John Sinclair Nr. 1715: Gewächs des Grauens
Da das Telefon direkt neben dem Laptop stand, vor dem die Detektivin Jane
Collins saß, musste sie nur die Hand ausstrecken, um den Apparat aus
der Ladeschale zu nehmen. "Ja?", meldete sie sich. "Jane Collins?" Eine lauernd
klingende Männerstimme hatte ihren Namen ausgesprochen. Sofort spürte
sie sich wie elektrisch aufgeladen. "Wer will das wissen?" Ein hartes Lachen
folgte. Danach wieder die Stimme. "Das tut nichts zur Sache."

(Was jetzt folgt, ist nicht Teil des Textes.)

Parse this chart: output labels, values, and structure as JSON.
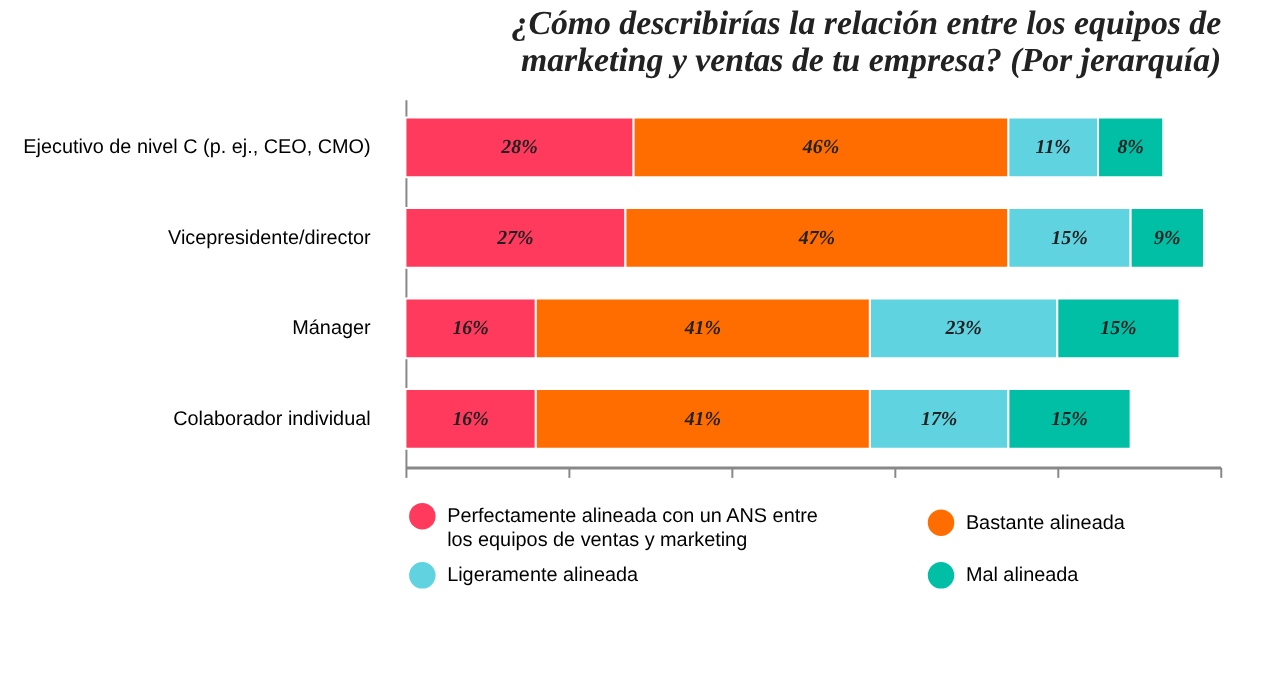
{
  "chart_data": {
    "type": "bar",
    "orientation": "horizontal",
    "stacked": true,
    "title": [
      "¿Cómo describirías la relación entre los equipos de",
      "marketing y ventas de tu empresa? (Por jerarquía)"
    ],
    "categories": [
      "Ejecutivo de nivel C (p. ej., CEO, CMO)",
      "Vicepresidente/director",
      "Mánager",
      "Colaborador individual"
    ],
    "series": [
      {
        "name": "Perfectamente alineada con un ANS entre los equipos de ventas y marketing",
        "color": "#ff3a5c",
        "values": [
          28,
          27,
          16,
          16
        ],
        "value_labels": [
          "28%",
          "27%",
          "16%",
          "16%"
        ]
      },
      {
        "name": "Bastante alineada",
        "color": "#ff6d00",
        "values": [
          46,
          47,
          41,
          41
        ],
        "value_labels": [
          "46%",
          "47%",
          "41%",
          "41%"
        ]
      },
      {
        "name": "Ligeramente alineada",
        "color": "#5fd3e0",
        "values": [
          11,
          15,
          23,
          17
        ],
        "value_labels": [
          "11%",
          "15%",
          "23%",
          "17%"
        ]
      },
      {
        "name": "Mal alineada",
        "color": "#00bfa5",
        "values": [
          8,
          9,
          15,
          15
        ],
        "value_labels": [
          "8%",
          "9%",
          "15%",
          "15%"
        ]
      }
    ],
    "xlim": [
      0,
      100
    ],
    "xticks": [
      {
        "value": 0,
        "label": null
      },
      {
        "value": 20,
        "label": null
      },
      {
        "value": 40,
        "label": null
      },
      {
        "value": 60,
        "label": null
      },
      {
        "value": 80,
        "label": null
      },
      {
        "value": 100,
        "label": null
      }
    ],
    "tick_labels": "y",
    "grid": false,
    "legend": "bottom"
  }
}
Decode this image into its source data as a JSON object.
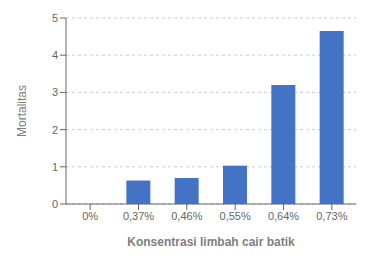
{
  "chart_data": {
    "type": "bar",
    "categories": [
      "0%",
      "0,37%",
      "0,46%",
      "0,55%",
      "0,64%",
      "0,73%"
    ],
    "values": [
      0,
      0.63,
      0.7,
      1.03,
      3.2,
      4.65
    ],
    "color": "#4472C4",
    "xlabel": "Konsentrasi limbah cair batik",
    "ylabel": "Mortalitas",
    "ylim": [
      0,
      5
    ],
    "yticks": [
      0,
      1,
      2,
      3,
      4,
      5
    ],
    "grid": true
  }
}
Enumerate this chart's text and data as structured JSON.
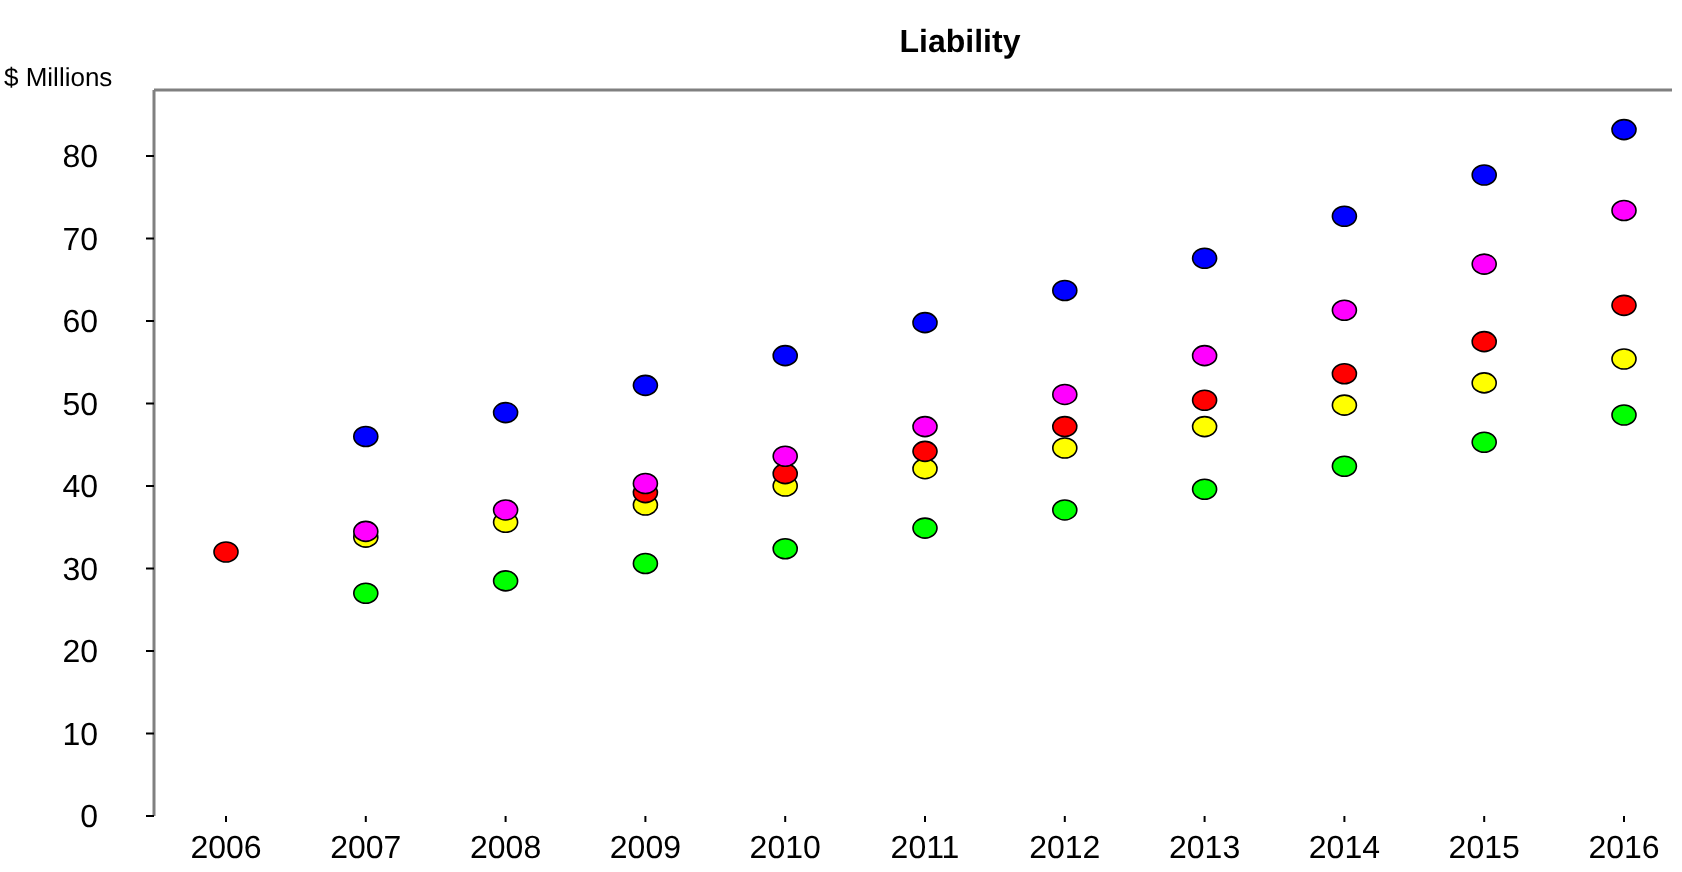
{
  "chart_data": {
    "type": "scatter",
    "title": "Liability",
    "ylabel": "$ Millions",
    "categories": [
      "2006",
      "2007",
      "2008",
      "2009",
      "2010",
      "2011",
      "2012",
      "2013",
      "2014",
      "2015",
      "2016"
    ],
    "ylim": [
      0,
      88
    ],
    "yticks": [
      0,
      10,
      20,
      30,
      40,
      50,
      60,
      70,
      80
    ],
    "grid": false,
    "marker": "circle",
    "series": [
      {
        "color": "#0000ff",
        "values": [
          null,
          46.0,
          48.9,
          52.2,
          55.8,
          59.8,
          63.7,
          67.6,
          72.7,
          77.7,
          83.2
        ]
      },
      {
        "color": "#ff00ff",
        "values": [
          null,
          34.5,
          37.1,
          40.3,
          43.6,
          47.2,
          51.1,
          55.8,
          61.3,
          66.9,
          73.4
        ]
      },
      {
        "color": "#ff0000",
        "values": [
          32.0,
          null,
          null,
          39.2,
          41.5,
          44.2,
          47.2,
          50.4,
          53.6,
          57.5,
          61.9
        ]
      },
      {
        "color": "#ffff00",
        "values": [
          null,
          33.8,
          35.6,
          37.7,
          40.0,
          42.1,
          44.6,
          47.2,
          49.8,
          52.5,
          55.4
        ]
      },
      {
        "color": "#00ff00",
        "values": [
          null,
          27.0,
          28.5,
          30.6,
          32.4,
          34.9,
          37.1,
          39.6,
          42.4,
          45.3,
          48.6
        ]
      }
    ]
  }
}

von Jason Dark, erschienen am 24.05.2011, Titelbild: Ruan Jia
Rezension von
Florian
Hilleberg:
Kurzbeschreibung:
Jane Collins wird von Bischof Makarew beauftragt eine Ikone zu ersteigern,
die den Heiligen Isidor zeigt. Ein ungewöhnlicher Auftrag für die
Privatdetektivin, der aber gut honoriert wird. Am Abend vor der Auktion wird
Jane Collins von einem unbekannten Mann angerufen, der ihr droht die Finger
von dem Fall zu lassen. Wenig später explodiert ihr Auto. Jane Collins
informiert daraufhin ihren Freund John Sinclair, der es sich nicht nehmen
lässt, die Privatdetektivin zu der Auktion zu begleiten. Tatsächlich
gelingt es Jane, die Ikone in ihren Besitz zu bekommen. Als die Detektivin
und der Geisterjäger das Bildnis zum Bischof bringen wollen, entfaltet
die Ikone ihre dämonische Kraft
Meinung:
All zu hoch waren meine Erwartungen dank der mäßigen Romane der
letzten Zeit nicht. Tatsächlich wurde ich lediglich wegen des düsteren
Covers und des ungewöhnlichen Titels, der so gar nicht zu der Vorschau
passen will, auf den Roman neugierig. Obwohl meine Hoffnung, dass in diesem
Band bereits auf Justine Cavallos Aufenthalt in Avalon eingegangen wird,
nicht erfüllt wurde, hat mir der Roman recht gut gefallen. Sicherlich
kein Serienhighlight, aber ein flüssig geschriebener Gruselkrimi, in
dem Jane Collins und John Sinclair fast wie in alten Zeiten zusammenarbeiten.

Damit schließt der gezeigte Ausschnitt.